School of Medicine researchers have developed an easier and less expensive way to make sockets for prosthetic limbs.
The new process may expedite and simplify the procedure for the estimated 400,000 Americans with an amputated limb. It could also be particularly useful in other countries, where land mines are responsible for millions of amputations, most of which occur in areas that do not have the financial or medical resources to fit prosthetics.
“What we’re doing is an entirely different process from the traditional way of making prosthetic sockets,” said principal investigator Jack R. Engsberg, Ph.D., research associate professor of neurological surgery. “We think that eventually our new technique could be taught throughout the world and would be cheaper and easier to implement.”
Engsberg received the Howard R. Thranhardt Lecture Honorarium for this work and recently presented preliminary findings at the National Assembly of the American Orthotic and Prosthetic Association in Reno, Nev.
The most important and difficult part of making a prosthetic limb is the socket, the part of the prosthetic that fits against the stump of the remaining part of the limb. Traditionally, this requires the expertise of a specially trained prosthetist.
A plaster cast of the stump is made and then filled with plaster to create a model. The model is then used to make a socket, which is adjusted to optimize its ability to contour to an individual’s stump and to comfortably bear his or her weight. Sockets typically require several fittings and adjustments, including production of several test sockets before a final product is achieved.
Several approaches to improving this procedure are under investigation, but most are more complicated and expensive than the traditional approach. Engsberg and his team developed a simpler, less expensive alternative using a gel instead of plaster to make the stump mold.
In this process, the stump is placed in a pail with water and alginate powder, and the powder turns into a Jell-o-like substance in about five minutes. The gel contours to the shape of the stump and produces an exact mold. Plaster is still used to fill the mold and create a model of the stump.
To test this alternative, the team made two sockets for each of the 10 leg amputees. One socket was made with the traditional plaster-mold method; the other was made with the alginate gel.
The two processes also differed in a second important way: The traditional method required production of up to three test sockets, whereas the gel sockets did not undergo any adjustments or additional fittings.

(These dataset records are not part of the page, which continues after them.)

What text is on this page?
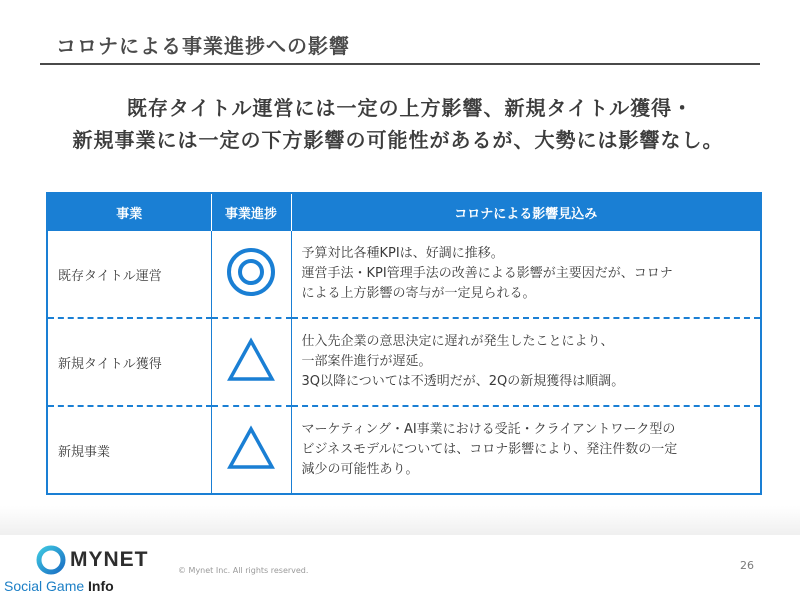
コロナによる事業進捗への影響
既存タイトル運営には一定の上方影響、新規タイトル獲得・
新規事業には一定の下方影響の可能性があるが、大勢には影響なし。
事業	事業進捗	コロナによる影響見込み
既存タイトル運営		予算対比各種KPIは、好調に推移。
運営手法・KPI管理手法の改善による影響が主要因だが、コロナ
による上方影響の寄与が一定見られる。

新規タイトル獲得		仕入先企業の意思決定に遅れが発生したことにより、
一部案件進行が遅延。
3Q以降については不透明だが、2Qの新規獲得は順調。

新規事業		マーケティング・AI事業における受託・クライアントワーク型の
ビジネスモデルについては、コロナ影響により、発注件数の一定
減少の可能性あり。
MYNET	© Mynet Inc. All rights reserved.	26
Social Game Info
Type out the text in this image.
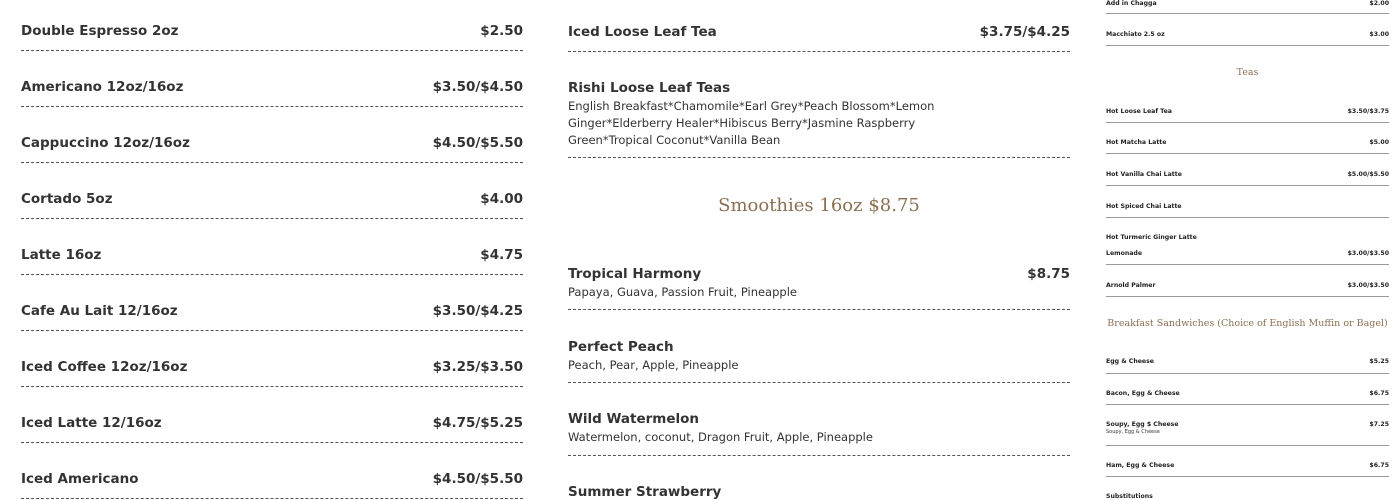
Double Espresso 2oz	$2.50
Americano 12oz/16oz	$3.50/$4.50
Cappuccino 12oz/16oz	$4.50/$5.50
Cortado 5oz	$4.00
Latte 16oz	$4.75
Cafe Au Lait 12/16oz	$3.50/$4.25
Iced Coffee 12oz/16oz	$3.25/$3.50
Iced Latte 12/16oz	$4.75/$5.25
Iced Americano	$4.50/$5.50
Iced Loose Leaf Tea	$3.75/$4.25
Rishi Loose Leaf Teas
English Breakfast*Chamomile*Earl Grey*Peach Blossom*Lemon Ginger*Elderberry Healer*Hibiscus Berry*Jasmine Raspberry Green*Tropical Coconut*Vanilla Bean
Smoothies 16oz $8.75
Tropical Harmony	$8.75
Papaya, Guava, Passion Fruit, Pineapple
Perfect Peach
Peach, Pear, Apple, Pineapple
Wild Watermelon
Watermelon, coconut, Dragon Fruit, Apple, Pineapple
Summer Strawberry
Add in Chagga	$2.00
Macchiato 2.5 oz	$3.00
Teas
Hot Loose Leaf Tea	$3.50/$3.75
Hot Matcha Latte	$5.00
Hot Vanilla Chai Latte	$5.00/$5.50
Hot Spiced Chai Latte
Hot Turmeric Ginger Latte
Lemonade	$3.00/$3.50
Arnold Palmer	$3.00/$3.50
Breakfast Sandwiches (Choice of English Muffin or Bagel)
Egg & Cheese	$5.25
Bacon, Egg & Cheese	$6.75
Soupy, Egg $ Cheese	$7.25
Soupy, Egg & Cheese
Ham, Egg & Cheese	$6.75
Substitutions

Using several measurements of walking performance and quality of life, the team found no differences in the success of the two types of sockets. And, when asked to choose which socket they wanted to keep, five chose the one made with the gel process, four chose the traditional socket and one person chose to keep both.
“Our data suggests that the gel process produces sockets that fit at least as well as those made in the traditional way,” Engsberg said. “In this preliminary study, we’ve shown that it’s possible to make a socket without any modifications, using a process that’s easy enough to be performed by a technician instead of a specialized prosthetist.”